Wer das 21. Lebensjahr vollendet hat, kann sich bei Best Daze mit einer gigantischen Auswahl an Produkten eindecken. In den Glasvitrinen des Geschäfts gibt es Cannabis in jeder Form: als klassische Knolle, als säuberlich gedrehter Joint, als Tinktur, Süßigkeit oder Dampfkonzentrat. Auf einer Schiefertafel vor dem Laden stehen die täglichen Sonderangebote, in dem unscheinbaren Einkaufszentrum sind eine Bank und eine Tierarztpraxis die unmittelbaren Nachbarn.
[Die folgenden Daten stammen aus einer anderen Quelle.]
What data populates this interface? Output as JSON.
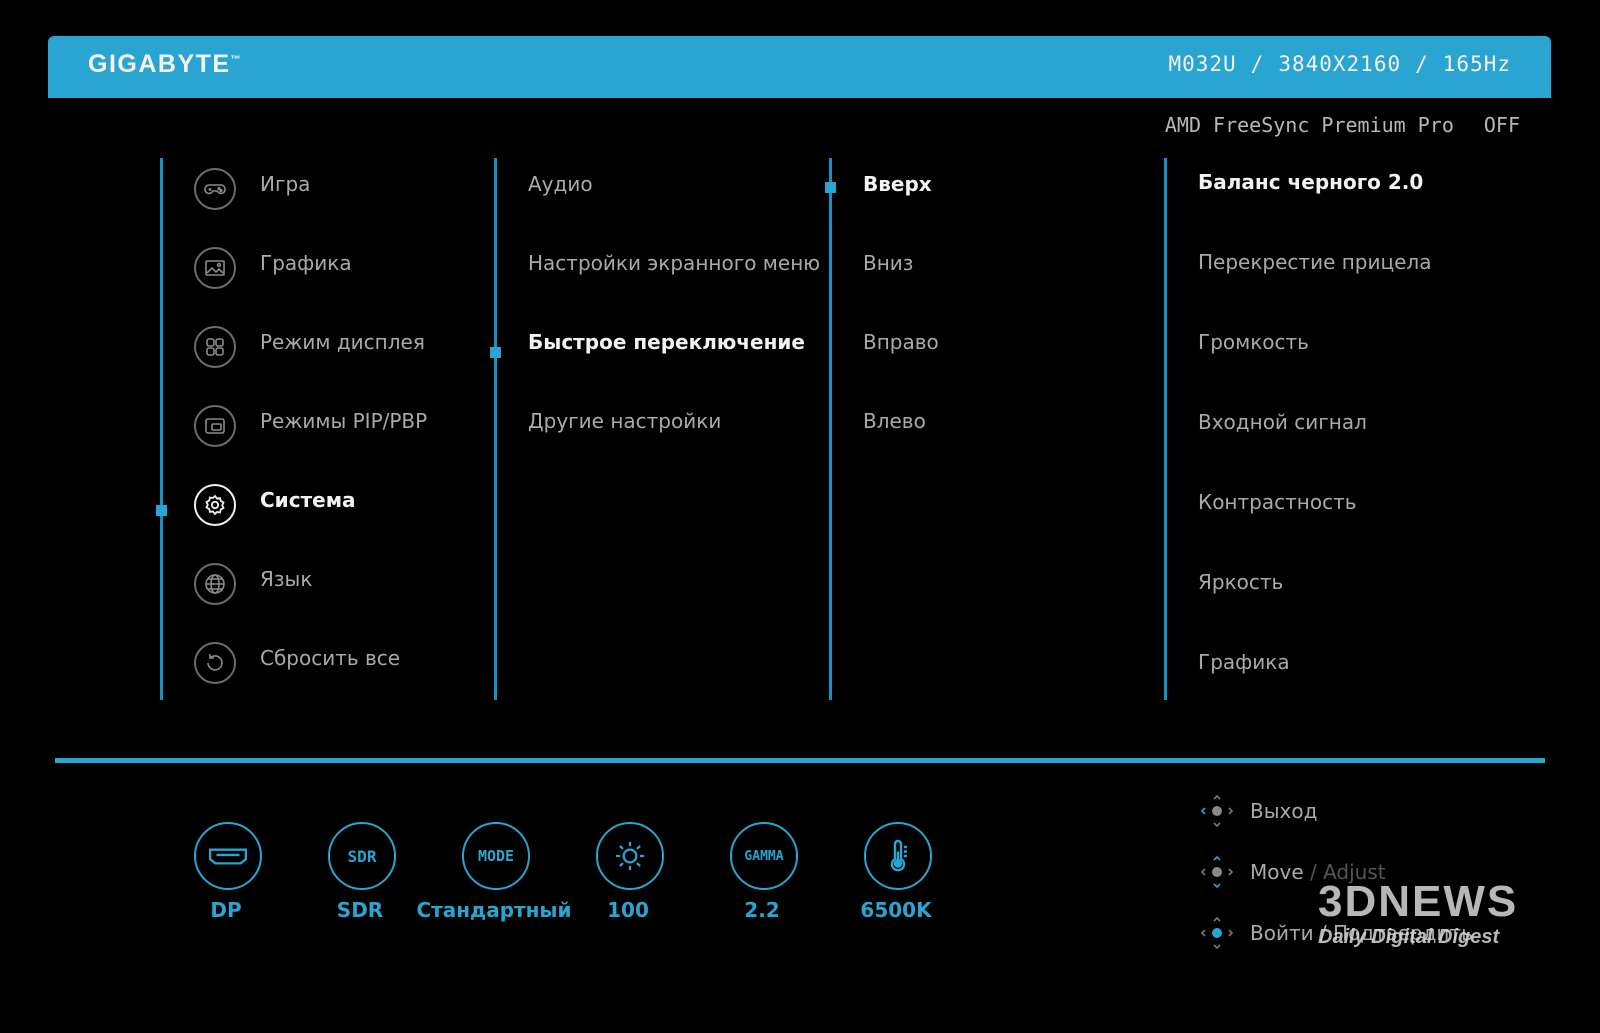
{
  "header": {
    "logo": "GIGABYTE",
    "model": "M032U",
    "resolution": "3840X2160",
    "refresh": "165Hz",
    "accent_color": "#2aa4d0"
  },
  "freesync": {
    "label": "AMD FreeSync Premium Pro",
    "state": "OFF"
  },
  "main_menu": [
    {
      "label": "Игра",
      "icon": "gamepad-icon"
    },
    {
      "label": "Графика",
      "icon": "picture-icon"
    },
    {
      "label": "Режим дисплея",
      "icon": "grid-icon"
    },
    {
      "label": "Режимы PIP/PBP",
      "icon": "pip-icon"
    },
    {
      "label": "Система",
      "icon": "gear-icon",
      "selected": true
    },
    {
      "label": "Язык",
      "icon": "globe-icon"
    },
    {
      "label": "Сбросить все",
      "icon": "reset-icon"
    }
  ],
  "system_menu": [
    {
      "label": "Аудио"
    },
    {
      "label": "Настройки экранного меню"
    },
    {
      "label": "Быстрое переключение",
      "selected": true
    },
    {
      "label": "Другие настройки"
    }
  ],
  "direction_menu": [
    {
      "label": "Вверх",
      "selected": true
    },
    {
      "label": "Вниз"
    },
    {
      "label": "Вправо"
    },
    {
      "label": "Влево"
    }
  ],
  "option_menu": [
    {
      "label": "Баланс черного 2.0",
      "selected": true
    },
    {
      "label": "Перекрестие прицела"
    },
    {
      "label": "Громкость"
    },
    {
      "label": "Входной сигнал"
    },
    {
      "label": "Контрастность"
    },
    {
      "label": "Яркость"
    },
    {
      "label": "Графика"
    }
  ],
  "status_bar": [
    {
      "icon": "displayport-icon",
      "badge": "",
      "value": "DP"
    },
    {
      "icon": "sdr-icon",
      "badge": "SDR",
      "value": "SDR"
    },
    {
      "icon": "mode-icon",
      "badge": "MODE",
      "value": "Стандартный"
    },
    {
      "icon": "brightness-icon",
      "badge": "",
      "value": "100"
    },
    {
      "icon": "gamma-icon",
      "badge": "GAMMA",
      "value": "2.2"
    },
    {
      "icon": "thermometer-icon",
      "badge": "",
      "value": "6500K"
    }
  ],
  "navigation": [
    {
      "label": "Выход",
      "extra": ""
    },
    {
      "label": "Move",
      "extra": "/ Adjust"
    },
    {
      "label": "Войти / Подтвердить",
      "extra": ""
    }
  ],
  "watermark": {
    "title": "3DNEWS",
    "subtitle": "Daily Digital Digest"
  }
}
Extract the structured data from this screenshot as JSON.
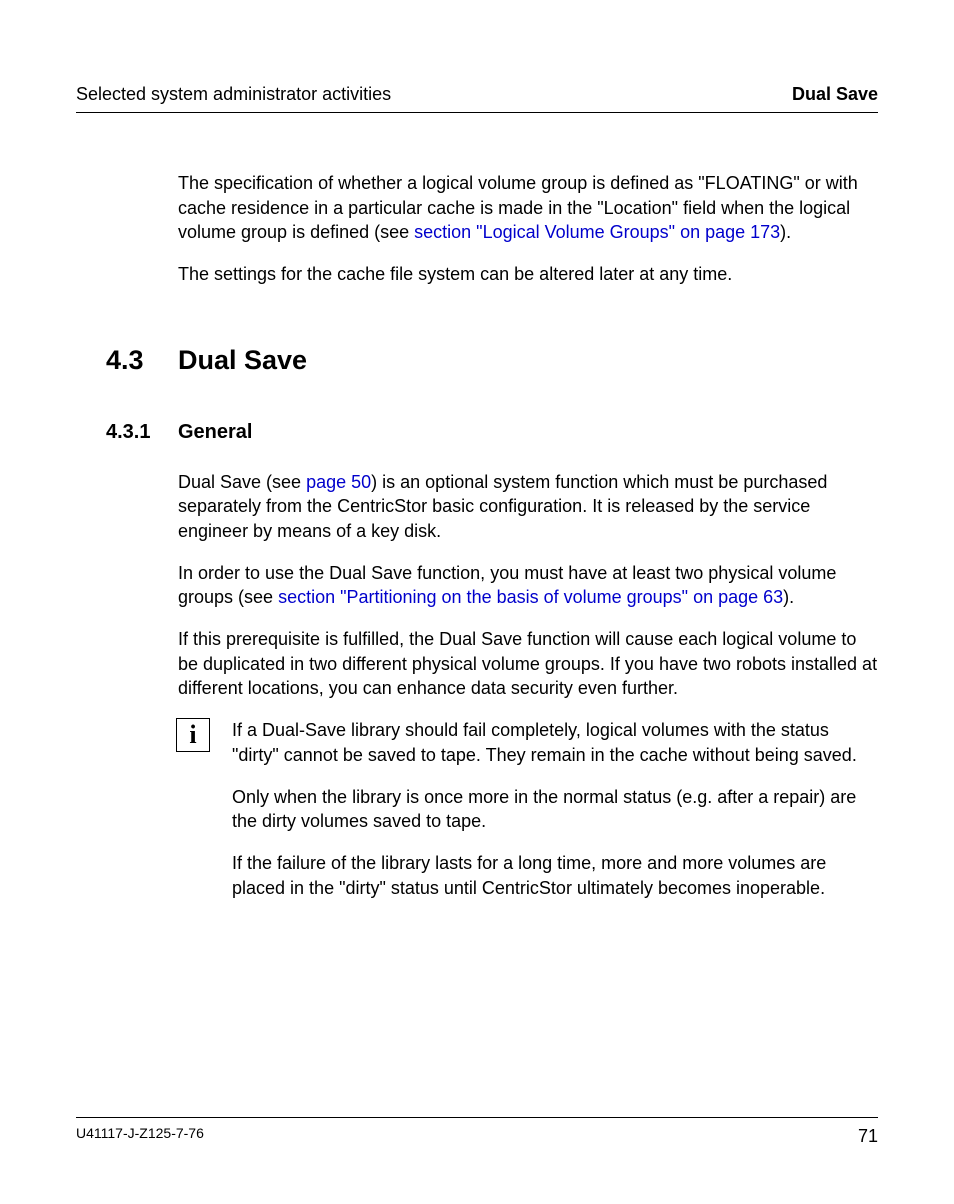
{
  "header": {
    "left": "Selected system administrator activities",
    "right": "Dual Save"
  },
  "intro": {
    "p1a": "The specification of whether a logical volume group is defined as \"FLOATING\" or with cache residence in a particular cache is made in the \"Location\" field when the logical volume group is defined (see ",
    "p1link": "section \"Logical Volume Groups\" on page 173",
    "p1b": ").",
    "p2": "The settings for the cache file system can be altered later at any time."
  },
  "section": {
    "num": "4.3",
    "title": "Dual Save"
  },
  "subsection": {
    "num": "4.3.1",
    "title": "General"
  },
  "body": {
    "p1a": "Dual Save (see ",
    "p1link": "page 50",
    "p1b": ") is an optional system function which must be purchased separately from the CentricStor basic configuration. It is released by the service engineer by means of a key disk.",
    "p2a": "In order to use the Dual Save function, you must have at least two physical volume groups (see ",
    "p2link": "section \"Partitioning on the basis of volume groups\" on page 63",
    "p2b": ").",
    "p3": "If this prerequisite is fulfilled, the Dual Save function will cause each logical volume to be duplicated in two different physical volume groups. If you have two robots installed at different locations, you can enhance data security even further."
  },
  "note": {
    "glyph": "i",
    "p1": "If a Dual-Save library should fail completely, logical volumes with the status \"dirty\" cannot be saved to tape. They remain in the cache without being saved.",
    "p2": "Only when the library is once more in the normal status (e.g. after a repair) are the dirty volumes saved to tape.",
    "p3": "If the failure of the library lasts for a long time, more and more volumes are placed in the \"dirty\" status until CentricStor ultimately becomes inoperable."
  },
  "footer": {
    "doc": "U41117-J-Z125-7-76",
    "page": "71"
  }
}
Der größte Vorteil der Legalisierung liegt für Johnathan Bodycombe in der Möglichkeit, bewusst zu konsumieren. „Kunden bekommen Zugang zu gutem Cannabis, das ökologisch und ohne Anwendung von Pestiziden angebaut wurde.“ Darüber hinaus können sie gezielt entscheiden, wie viel THC sie wie zu sich nehmen. „Für viele sind die vorgedrehten Joints ein einfacher Einstieg“, sagt Bodycombe. „Wer schon mal eine Zigarette geraucht hat, der kann auch einen Joint rauchen.“

In 24 Staaten und Territorien ist Gras legal

Andere Kunden haben spezielle Vorlieben. „Manche nehmen Cannabis ausschließlich in ess- oder trinkbarer Form zu sich, um ihre Lungen zu schützen.“ Allgemein wird in den Dispensaries zwischen „Sativa“ und „Indica“ unterschieden. Sativa wirke dabei eher stimulierend, „wir sagen auch Tagesgras dazu“, Indica hingegen eher entspannend. „Wobei die zwei Sorten über die Jahre auch stark hybridisiert wurden“, sagt Bodycombe.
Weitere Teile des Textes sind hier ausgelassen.